Pergunta ao Borges
Não sabes? Não entendes? As decisões passam-te ao lado? Sentes-te pacóvio? Estúpido? Pergunta ao Borges.
Mas quem é o Borges, dirás tu, com a voz sumida de quem está à beira de implosão.
Após esforçada investigação, descobri que o Borges é um consultor. De quem e para quê, em rigor ignoro. Mas como em qualquer pesquisa, a hermenêutica da suspeita é legítima. Consultor do Governo para as privatizações, afirma, a uma só voz, a comunicação social. Nada disso. Somos otários, mas não tanto. Quem manda no Borges? A quem presta o Borges contas? Que interesses clandestinos defende o Borges? Incontornáveis incógnitas que ficarão, por enquanto, em suspenso. O Borges é um consultor. Ponto. Por isso, em caso de dúvida, seja qual for a matéria… pergunta ao Borges.
Averiguei mais alguns traços peculiares do homem, o que não foi fácil porque a criatura tem minguada substância. Dizem que é uma grande cabeça, uma inteligência poderosa – o que está à vista nas duas únicas ideias que lhe conheço: despedir; baixar salários. Como os teus horizontes estão confinados, seja qual for a modalidade, a despedimento e salários, já sabes: em caso de incompreensão, em caso de agonia, em caso de rasura dos teus direitos, em caso de desumanidade… pergunta ao Borges.
O Borges faz-me lembrar o Pacheco. Falei com o Eça (o tal de Queiroz) que privou intimamente com o Pacheco. Não achou mal a evocação. E disse-me mesmo que, para que as coisas ficassem em pratos limpos e as mentes mais esclarecidas, me autorizava a transcrever excertos de um texto seu sobre o Pacheco. Rejubilei. Agradeci. E aqui vai. Confuso? Pergunta ao Borges.

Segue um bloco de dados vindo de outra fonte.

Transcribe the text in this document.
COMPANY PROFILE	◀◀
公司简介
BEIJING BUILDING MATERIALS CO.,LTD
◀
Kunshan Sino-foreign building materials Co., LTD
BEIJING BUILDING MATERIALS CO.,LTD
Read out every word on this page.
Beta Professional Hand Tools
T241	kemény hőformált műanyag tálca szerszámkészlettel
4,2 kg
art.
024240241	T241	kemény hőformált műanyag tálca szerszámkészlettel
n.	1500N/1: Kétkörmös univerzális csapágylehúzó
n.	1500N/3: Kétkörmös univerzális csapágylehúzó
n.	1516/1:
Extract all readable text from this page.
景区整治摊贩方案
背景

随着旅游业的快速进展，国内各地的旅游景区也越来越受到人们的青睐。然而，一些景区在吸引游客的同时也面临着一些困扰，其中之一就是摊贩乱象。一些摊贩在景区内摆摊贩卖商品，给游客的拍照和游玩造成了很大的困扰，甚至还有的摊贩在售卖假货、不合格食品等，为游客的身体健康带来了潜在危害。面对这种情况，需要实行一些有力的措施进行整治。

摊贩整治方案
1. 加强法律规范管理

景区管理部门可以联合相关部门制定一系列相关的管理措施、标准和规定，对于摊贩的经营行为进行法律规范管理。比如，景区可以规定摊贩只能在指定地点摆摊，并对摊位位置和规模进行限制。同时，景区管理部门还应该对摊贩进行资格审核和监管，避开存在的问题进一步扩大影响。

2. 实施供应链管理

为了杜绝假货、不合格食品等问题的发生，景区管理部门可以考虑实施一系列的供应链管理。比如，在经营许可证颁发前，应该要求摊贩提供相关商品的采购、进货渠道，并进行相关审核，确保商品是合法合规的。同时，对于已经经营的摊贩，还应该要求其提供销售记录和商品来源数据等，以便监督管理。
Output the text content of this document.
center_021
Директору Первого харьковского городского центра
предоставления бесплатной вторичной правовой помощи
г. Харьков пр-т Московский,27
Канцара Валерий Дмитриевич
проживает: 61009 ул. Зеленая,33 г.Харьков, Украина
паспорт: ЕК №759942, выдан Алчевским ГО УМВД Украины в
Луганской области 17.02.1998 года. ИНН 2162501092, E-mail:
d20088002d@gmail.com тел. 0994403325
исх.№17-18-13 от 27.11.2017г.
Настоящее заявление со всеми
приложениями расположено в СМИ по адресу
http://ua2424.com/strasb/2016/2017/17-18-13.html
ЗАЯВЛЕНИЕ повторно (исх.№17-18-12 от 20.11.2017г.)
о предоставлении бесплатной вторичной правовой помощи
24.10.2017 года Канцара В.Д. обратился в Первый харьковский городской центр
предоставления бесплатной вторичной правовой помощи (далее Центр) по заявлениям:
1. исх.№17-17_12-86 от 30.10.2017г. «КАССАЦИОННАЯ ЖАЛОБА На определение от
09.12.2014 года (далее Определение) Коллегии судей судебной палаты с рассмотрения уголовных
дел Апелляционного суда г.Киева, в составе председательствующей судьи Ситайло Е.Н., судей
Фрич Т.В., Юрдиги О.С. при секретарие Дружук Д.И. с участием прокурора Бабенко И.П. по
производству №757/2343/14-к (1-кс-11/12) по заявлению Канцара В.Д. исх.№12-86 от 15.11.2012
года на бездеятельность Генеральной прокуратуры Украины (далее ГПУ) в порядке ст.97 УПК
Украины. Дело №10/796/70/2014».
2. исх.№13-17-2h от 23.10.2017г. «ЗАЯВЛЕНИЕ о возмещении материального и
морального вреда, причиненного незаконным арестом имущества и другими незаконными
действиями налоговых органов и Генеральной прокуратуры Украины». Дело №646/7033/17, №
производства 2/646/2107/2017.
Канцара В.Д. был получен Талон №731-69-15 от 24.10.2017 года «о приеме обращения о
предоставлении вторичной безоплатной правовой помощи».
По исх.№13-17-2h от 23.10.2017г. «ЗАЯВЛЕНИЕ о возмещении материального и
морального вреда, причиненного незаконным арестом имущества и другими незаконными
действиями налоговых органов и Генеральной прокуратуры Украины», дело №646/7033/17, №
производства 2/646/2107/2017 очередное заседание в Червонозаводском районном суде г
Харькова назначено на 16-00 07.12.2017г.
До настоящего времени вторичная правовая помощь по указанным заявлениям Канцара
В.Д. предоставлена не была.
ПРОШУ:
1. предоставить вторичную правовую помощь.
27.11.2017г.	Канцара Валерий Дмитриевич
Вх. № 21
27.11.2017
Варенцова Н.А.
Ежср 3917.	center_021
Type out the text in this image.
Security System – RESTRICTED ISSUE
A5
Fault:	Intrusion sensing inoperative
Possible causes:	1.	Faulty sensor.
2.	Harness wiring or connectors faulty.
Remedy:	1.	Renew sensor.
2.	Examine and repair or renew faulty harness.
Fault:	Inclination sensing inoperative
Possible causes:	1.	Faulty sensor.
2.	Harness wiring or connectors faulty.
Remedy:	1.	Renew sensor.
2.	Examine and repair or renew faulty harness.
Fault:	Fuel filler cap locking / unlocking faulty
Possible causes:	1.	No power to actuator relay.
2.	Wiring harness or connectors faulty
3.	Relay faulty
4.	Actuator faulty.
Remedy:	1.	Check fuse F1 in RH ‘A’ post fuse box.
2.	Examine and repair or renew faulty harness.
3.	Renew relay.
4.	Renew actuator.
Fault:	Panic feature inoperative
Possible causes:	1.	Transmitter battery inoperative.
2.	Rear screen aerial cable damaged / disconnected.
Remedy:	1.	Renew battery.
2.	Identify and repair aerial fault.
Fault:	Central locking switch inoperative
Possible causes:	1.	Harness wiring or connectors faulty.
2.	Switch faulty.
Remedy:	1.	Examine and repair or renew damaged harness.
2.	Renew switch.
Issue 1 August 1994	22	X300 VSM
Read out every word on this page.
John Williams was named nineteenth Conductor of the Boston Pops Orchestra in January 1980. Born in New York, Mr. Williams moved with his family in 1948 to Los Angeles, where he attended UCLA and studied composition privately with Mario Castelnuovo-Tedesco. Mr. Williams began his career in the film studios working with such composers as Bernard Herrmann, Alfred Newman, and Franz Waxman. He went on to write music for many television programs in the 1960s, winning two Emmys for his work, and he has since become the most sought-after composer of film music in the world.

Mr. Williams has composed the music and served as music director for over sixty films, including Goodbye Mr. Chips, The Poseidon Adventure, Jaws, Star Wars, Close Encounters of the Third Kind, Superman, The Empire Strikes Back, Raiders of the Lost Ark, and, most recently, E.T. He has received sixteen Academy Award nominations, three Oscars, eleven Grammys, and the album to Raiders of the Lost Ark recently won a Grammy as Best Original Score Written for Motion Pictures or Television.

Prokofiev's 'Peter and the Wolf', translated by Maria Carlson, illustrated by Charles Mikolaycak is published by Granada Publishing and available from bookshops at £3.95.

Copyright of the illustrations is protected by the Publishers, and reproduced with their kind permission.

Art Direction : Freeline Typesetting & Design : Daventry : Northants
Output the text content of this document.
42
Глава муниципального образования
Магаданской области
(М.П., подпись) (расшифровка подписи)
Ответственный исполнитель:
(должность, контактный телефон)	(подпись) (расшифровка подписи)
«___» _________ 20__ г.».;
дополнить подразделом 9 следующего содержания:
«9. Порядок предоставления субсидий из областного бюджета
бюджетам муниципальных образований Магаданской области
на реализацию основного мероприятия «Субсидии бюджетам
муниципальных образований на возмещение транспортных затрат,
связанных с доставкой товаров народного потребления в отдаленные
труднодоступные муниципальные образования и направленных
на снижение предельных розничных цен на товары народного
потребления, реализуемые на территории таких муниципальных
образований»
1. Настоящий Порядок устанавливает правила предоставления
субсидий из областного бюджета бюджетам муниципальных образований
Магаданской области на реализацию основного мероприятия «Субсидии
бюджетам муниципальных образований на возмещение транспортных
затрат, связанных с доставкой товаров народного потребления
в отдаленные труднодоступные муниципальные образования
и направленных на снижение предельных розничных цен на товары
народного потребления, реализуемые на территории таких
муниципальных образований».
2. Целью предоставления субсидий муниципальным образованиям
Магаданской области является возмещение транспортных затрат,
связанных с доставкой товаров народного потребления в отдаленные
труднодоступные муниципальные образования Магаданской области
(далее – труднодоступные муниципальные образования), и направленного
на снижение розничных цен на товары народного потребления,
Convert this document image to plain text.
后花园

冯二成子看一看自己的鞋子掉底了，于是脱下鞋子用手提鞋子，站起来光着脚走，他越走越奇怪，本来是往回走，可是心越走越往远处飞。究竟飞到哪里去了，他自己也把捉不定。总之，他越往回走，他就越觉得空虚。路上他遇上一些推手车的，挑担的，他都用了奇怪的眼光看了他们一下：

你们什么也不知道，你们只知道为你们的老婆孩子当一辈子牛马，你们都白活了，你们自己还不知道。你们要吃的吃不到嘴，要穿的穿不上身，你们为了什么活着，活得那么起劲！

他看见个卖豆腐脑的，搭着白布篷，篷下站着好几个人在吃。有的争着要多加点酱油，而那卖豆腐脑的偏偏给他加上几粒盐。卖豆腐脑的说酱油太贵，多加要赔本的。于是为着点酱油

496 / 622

«Eu casualmente conheci Pacheco. Tenho presente, como num resumo, a sua figura e a sua vida. Pacheco não deu ao seu País nem uma obra, nem uma fundação, nem um livro, nem uma ideia. Pacheco era entre nós superior e ilustre unicamente porque tinha um imenso talento. Todavia, (…) este talento (…) nunca deu, da sua força, uma manifestação positiva, expressa, visível! O talento imenso de Pacheco ficou sempre calado, recolhido, nas profundidades de Pacheco! Constantemente ele atravessou a vida por sobre eminências sociais: Deputado, Director-geral, Ministro, Governador de bancos, Conselheiro de Estado, Par, Presidente do Conselho – Pacheco tudo foi, tudo teve, neste País que, de longe e a seus pés, o contemplava, assombrado do seu imenso talento. (…) Este talento nasceu em Coimbra, na aula de direito natural, na manhã em que Pacheco, desdenhando a Sebenta, assegurou que “o século XIX era um século de progresso e de luz”. O curso começou logo a pressentir e a afirmar, nos cafés da Feira, que havia muito talento em Pacheco: e esta admiração cada dia crescente do curso, (…) a fama desse talento alastrou então por toda a Academia. (…) Esta geração académica, ao dispersar, levou pelo País, até os mais sertanejos burgos, a notícia do imenso talento de Pacheco. E lá em escuras boticas de Trás-os-Montes, em lojas palreiras de barbeiros do Algarve, se dizia, com respeito, com esperança: – “Parece que há agora aí um rapaz de imenso talento que se formou, o Pacheco!” Pacheco estava maduro para a representação nacional.»
Obrigada Eça. Volta. Nem tu imaginas a galeria de personagens que aguarda o sabor acre da tua ironia. Duvidas? Pergunta ao Borges!
Nota: o texto citado é um excerto da Carta VIII que integra a obra de Eça de Queiroz intitulada A Correspondência de Fradique Mendes.